In its new rules which take effect from August 1, Dressage New Zealand said: “No noseband may ever be so tightly fixed that it will harm the horse. It must be possible to place one finger comfortably between the noseband and the nasal planum (front of the nose).”
The move follows a ruling by the Danish Equestrian Federation last year over noseband tightness.
Blue Cross, a charity that provides treatment and homes for unwanted or abandoned pets, has welcomed the new rule.
“Dressage New Zealand gets a ten from Blue Cross for following in the footsteps of the Danish and we hope many other competition bodies will join them to give a consistent message, and cause people to think twice about how we are training our horses,” said Blue Cross senior horse rehoming manager Rosie Mogford.
“Our charity believes it should never be common practice to use pain as a means of control, particularly as the principles of dressage are predicated on harmony and lightness.
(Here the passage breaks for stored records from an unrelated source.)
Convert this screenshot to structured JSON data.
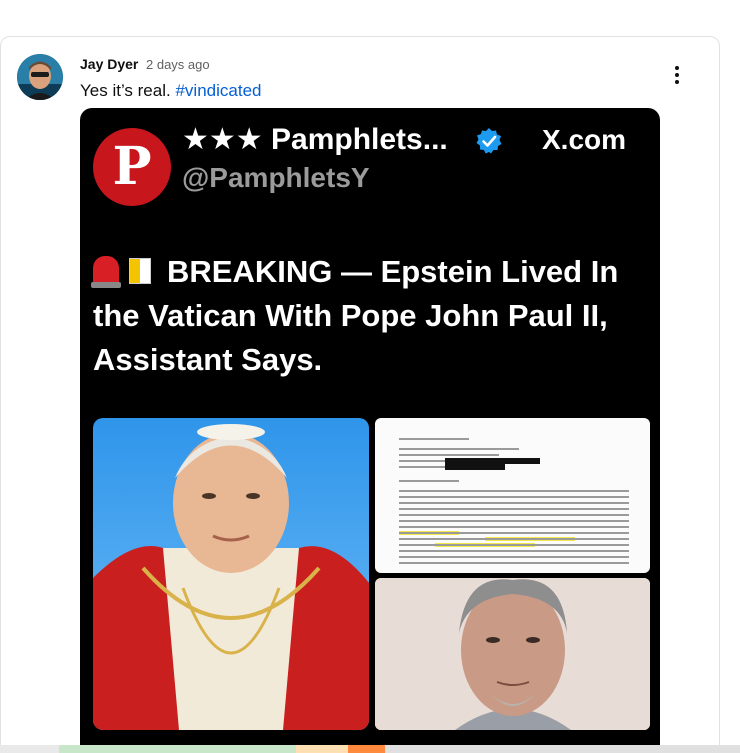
{
  "comment": {
    "author": "Jay Dyer",
    "time_ago": "2 days ago",
    "text": "Yes it’s real.",
    "hashtag": "#vindicated"
  },
  "post_image": {
    "account_name": "★★★ Pamphlets...",
    "handle": "@PamphletsY",
    "site": "X.com",
    "logo_letter": "P",
    "headline": "BREAKING — Epstein Lived In the Vatican With Pope John Paul II, Assistant Says."
  },
  "icons": {
    "menu": "more-vertical-icon",
    "verified": "verified-badge-icon",
    "siren": "siren-emoji-icon",
    "flag": "vatican-flag-icon"
  },
  "colors": {
    "link": "#065fd4",
    "logo_red": "#c8161d",
    "verified_blue": "#1d9bf0"
  }
}
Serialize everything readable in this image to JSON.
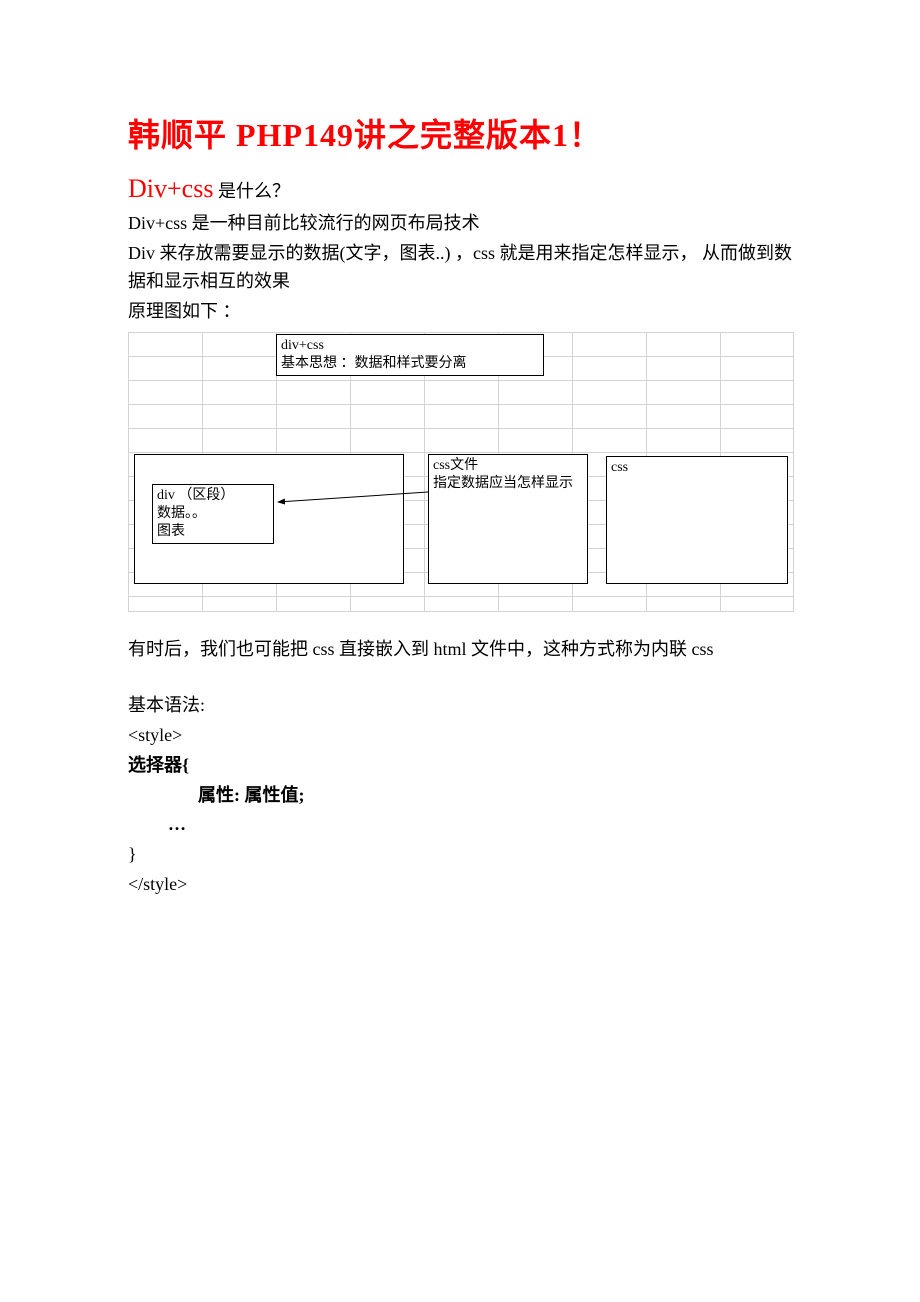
{
  "title": "韩顺平 PHP149讲之完整版本1！",
  "subtitle_red": "Div+css",
  "subtitle_black": " 是什么？",
  "para1": "Div+css 是一种目前比较流行的网页布局技术",
  "para2": "Div 来存放需要显示的数据(文字，图表..) ，css 就是用来指定怎样显示， 从而做到数据和显示相互的效果",
  "para3": "原理图如下 ：",
  "diagram": {
    "top_box_l1": "div+css",
    "top_box_l2": "基本思想 ：数据和样式要分离",
    "left_box_l1": "div （区段）",
    "left_box_l2": "数据。。",
    "left_box_l3": "图表",
    "mid_box_l1": "css文件",
    "mid_box_l2": "指定数据应当怎样显示",
    "right_box": "css"
  },
  "para4": "有时后，我们也可能把 css 直接嵌入到 html 文件中，这种方式称为内联 css",
  "syntax": {
    "l1": "基本语法:",
    "l2": "<style>",
    "l3": "选择器{",
    "l4": "属性: 属性值;",
    "l5": "…",
    "l6": "}",
    "l7": "</style>"
  }
}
Tack, ie, bit, bridle and curb chain should not be so tight that is uncomfortable on initial fitting.
“Classical training methods and good sense demand that if resistance persists, the trainer needs to address the root cause of this rather than tightening the tack and stepping up the pain caused,” Mogford said.
Dressage NZ Technical Officer Scott McKenna said the previous rule did not adequately prohibit tightening of the noseband to a point that has been shown to be harmful to the horse.
“The more common ‘two-finger’ standard was considered but the scientific literature shows that one finger is adequate,” McKenna said.
“The rule has not incorporated the use of the ISES taper gauge, however the taper gauge can be used to measure the one-finger rule and seems a sensible and useful tool for both stewards and riders to ensure this rule is being complied with and enforced consistently.”
In other rule changes relating to welfare, Dressage NZ said the Chief Judge “may stop a test at any point and eliminate the rider if for any reason the Judge believes it is contrary to the best interests of the horse and/or rider to continue the test”. The passage has been added into Article 454, covering lameness, blood or welfare concerns.
McKenna said the purpose of the new rule was to provide a catch-all type provision to allow a judge to stop a test if necessary for a reason that is not anticipated elsewhere in the rules. The rules already state that “Any horse that shows lameness while competing will be eliminated. The Judge or Chief Judge will ring the bell to stop the test and explain the reason for the elimination to the rider. There is no appeal from this decision”.